The sculpture’s weeping mother design “represents every mother who lost a child”, said Gök, who is also a former MP from the main opposition Republican People’s Party (CHP). He emphasised that the pain of the families affected by the massacre has not been forgotten.
The case of the Roboski Massacre, which is now unresolved for over a decade, stands as a stark example of the state’s impunity policy for law enforcement crimes. Mainstream media initially overlooked the tragedy until announced by the General Staff Headquarters. Subsequent investigations, including a parliamentary sub-commission, ended without holding anyone accountable, attributing the incident to a “lack of coordination”.
Justice-seeking families of the victims faced procedural rejections and delays in their applications to the Constitutional Court and the European Court of Human Rights (ECHR). Batman (Elîh) Bar Association President Erkan Şenses underscored the importance of accountability, stating, “Those responsible for this massacre must be brought before the court”.
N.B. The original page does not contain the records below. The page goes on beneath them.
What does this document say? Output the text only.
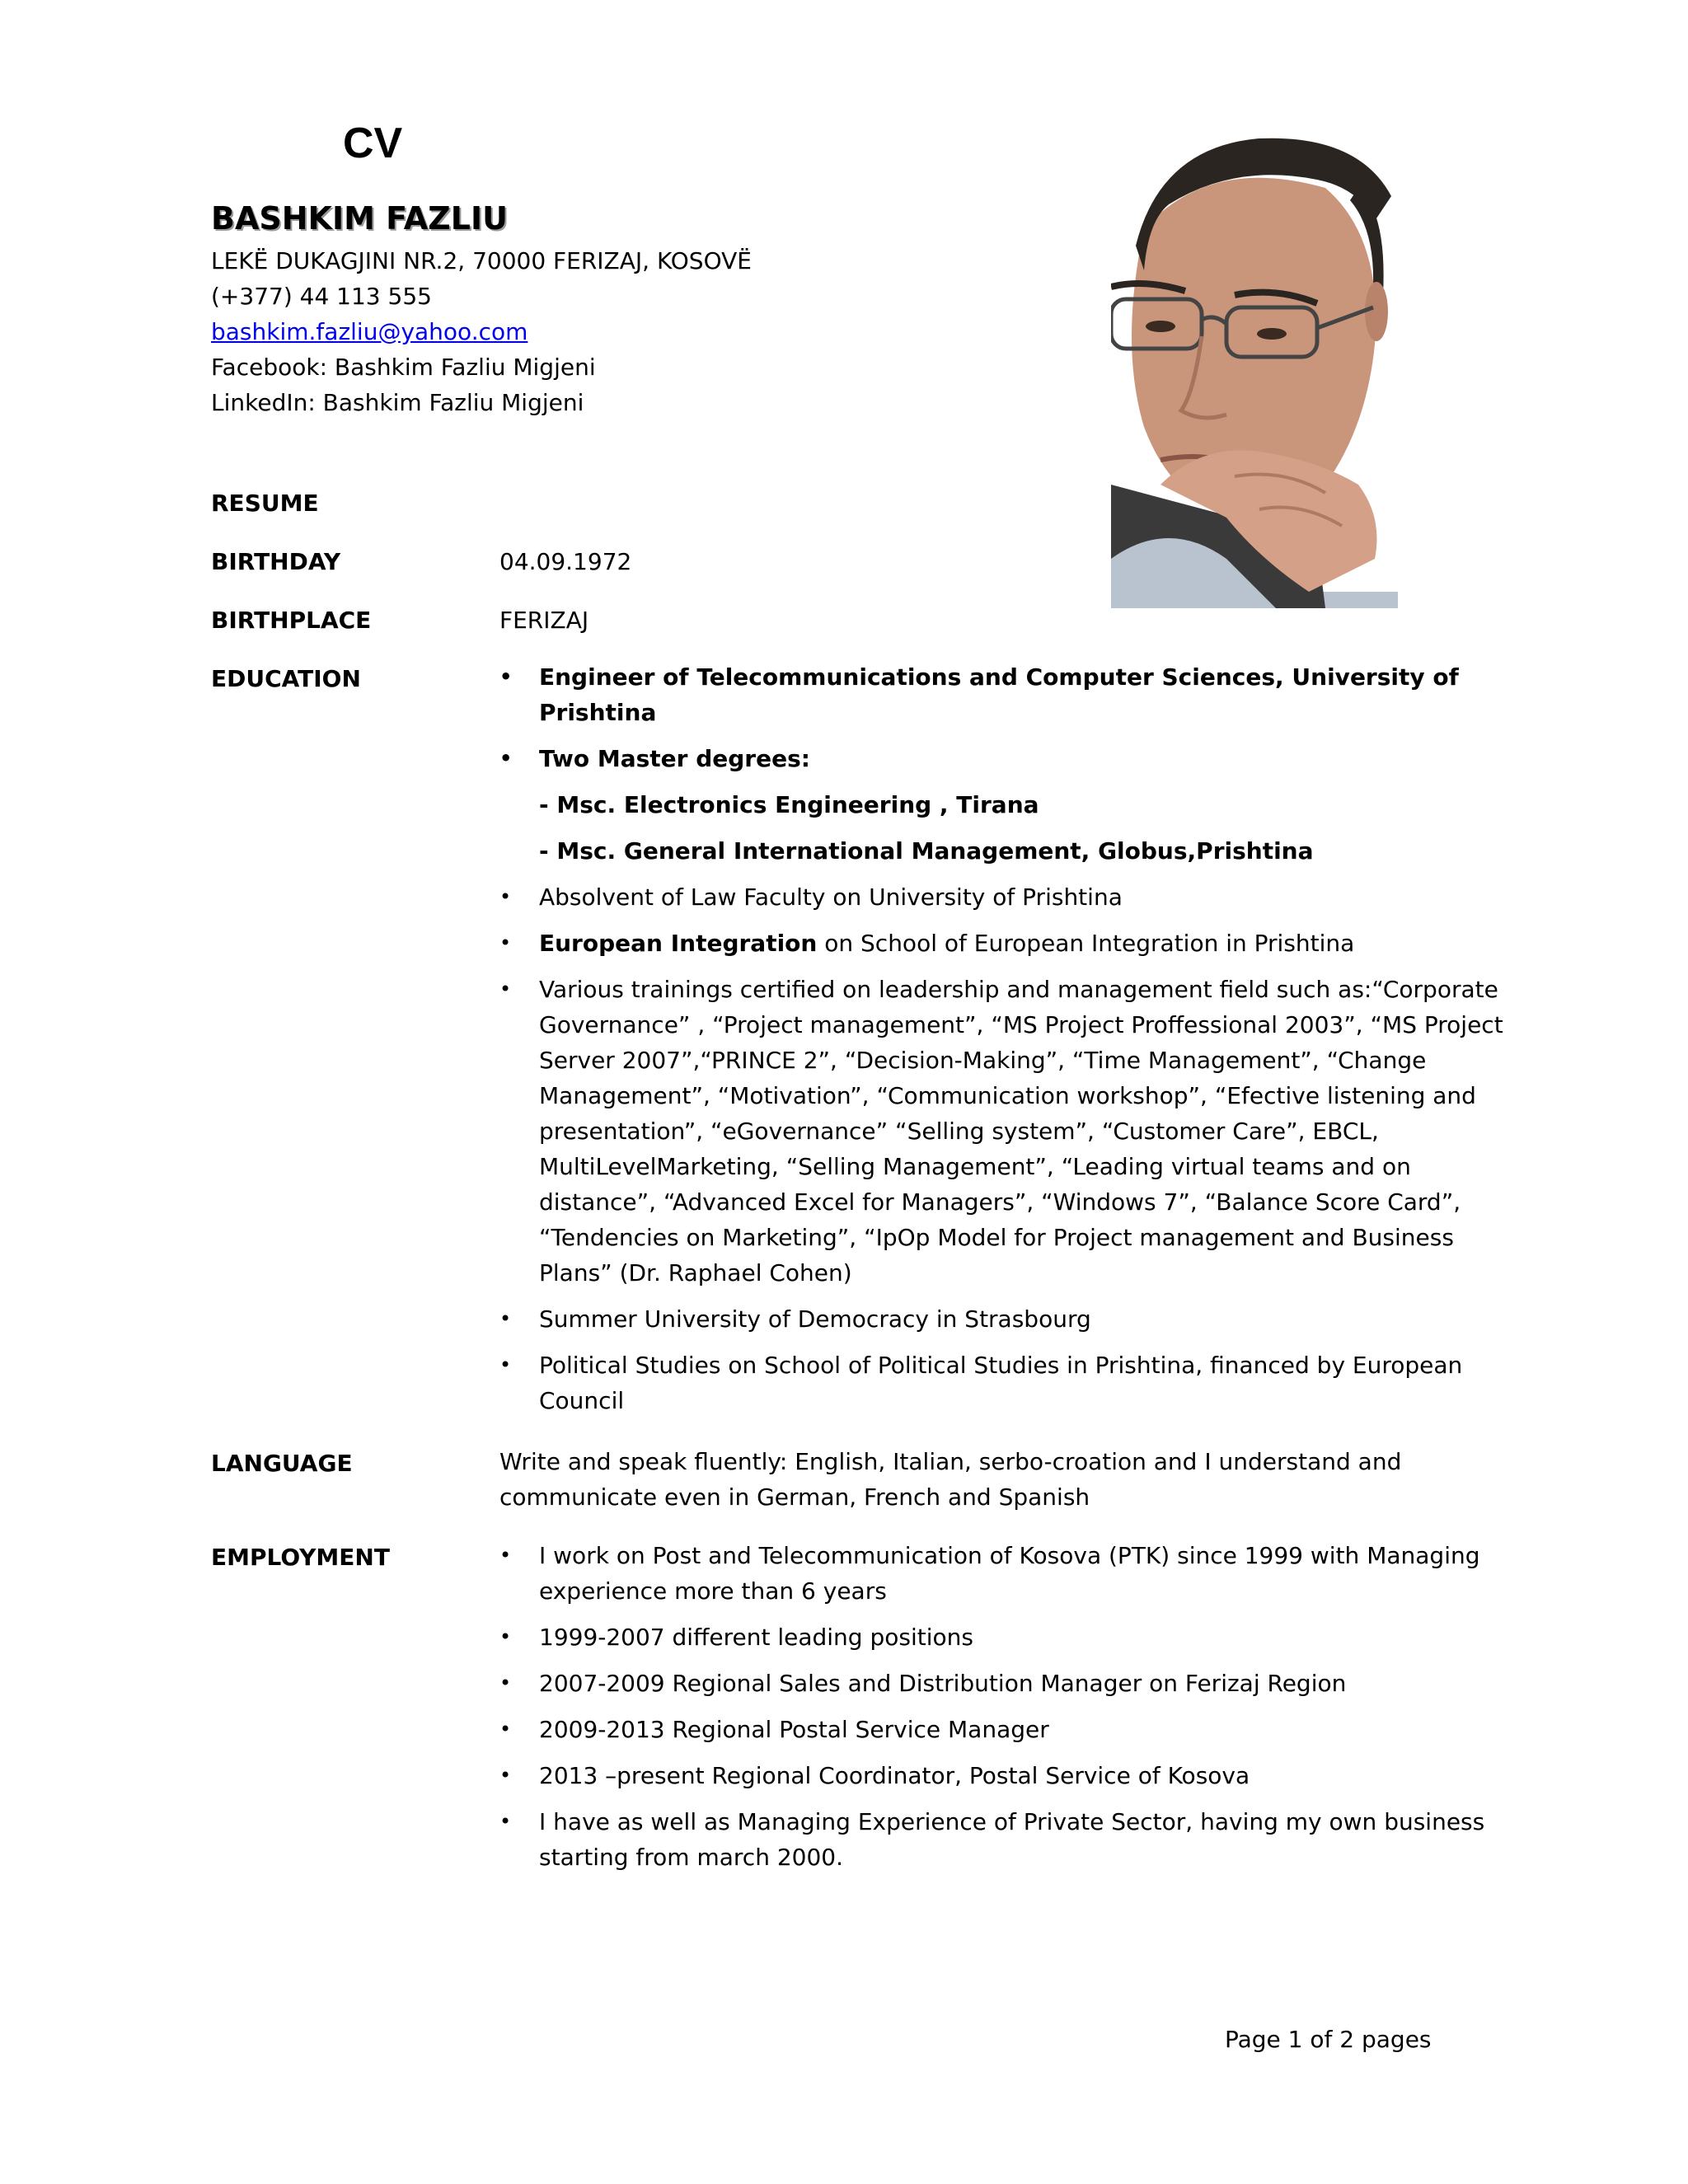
CV
BASHKIM FAZLIU
LEKË DUKAGJINI NR.2, 70000 FERIZAJ, KOSOVË
(+377) 44 113 555
bashkim.fazliu@yahoo.com
Facebook: Bashkim Fazliu Migjeni
LinkedIn: Bashkim Fazliu Migjeni
RESUME
BIRTHDAY	04.09.1972
BIRTHPLACE	FERIZAJ
EDUCATION	• Engineer of Telecommunications and Computer Sciences, University of Prishtina
• Two Master degrees:
- Msc. Electronics Engineering , Tirana
- Msc. General International Management, Globus,Prishtina
• Absolvent of Law Faculty on University of Prishtina
• European Integration on School of European Integration in Prishtina
• Various trainings certified on leadership and management field such as:“Corporate Governance” , “Project management”, “MS Project Proffessional 2003”, “MS Project Server 2007”,“PRINCE 2”, “Decision-Making”, “Time Management”, “Change Management”, “Motivation”, “Communication workshop”, “Efective listening and presentation”, “eGovernance” “Selling system”, “Customer Care”, EBCL, MultiLevelMarketing, “Selling Management”, “Leading virtual teams and on distance”, “Advanced Excel for Managers”, “Windows 7”, “Balance Score Card”, “Tendencies on Marketing”, “IpOp Model for Project management and Business Plans” (Dr. Raphael Cohen)
• Summer University of Democracy in Strasbourg
• Political Studies on School of Political Studies in Prishtina, financed by European Council
LANGUAGE	Write and speak fluently: English, Italian, serbo-croation and I understand and communicate even in German, French and Spanish
EMPLOYMENT	• I work on Post and Telecommunication of Kosova (PTK) since 1999 with Managing experience more than 6 years
• 1999-2007 different leading positions
• 2007-2009 Regional Sales and Distribution Manager on Ferizaj Region
• 2009-2013 Regional Postal Service Manager
• 2013 –present Regional Coordinator, Postal Service of Kosova
• I have as well as Managing Experience of Private Sector, having my own business starting from march 2000.
Page 1 of 2 pages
Şenses criticised the response from the Justice Ministry and the government’s role in the case, pointing out contradictions in their stance towards seeking justice in military courts. “It’s scandalous because the government stated in 2017 that the military judiciary, military Supreme Court, and military courts were not impartial and independent. They gathered ‘Yes’ votes to abolish the military judiciary in the [2017] referendum. But the same government unfortunately did not feel the need to take a decision given by the military judiciary in 2014 to the Court of Appeals (Yargıtay), and this is a serious contradiction,” he explained. He expressed hope that the Constitutional Court would recognise a violation in the case, paving the way for prosecuting those responsible.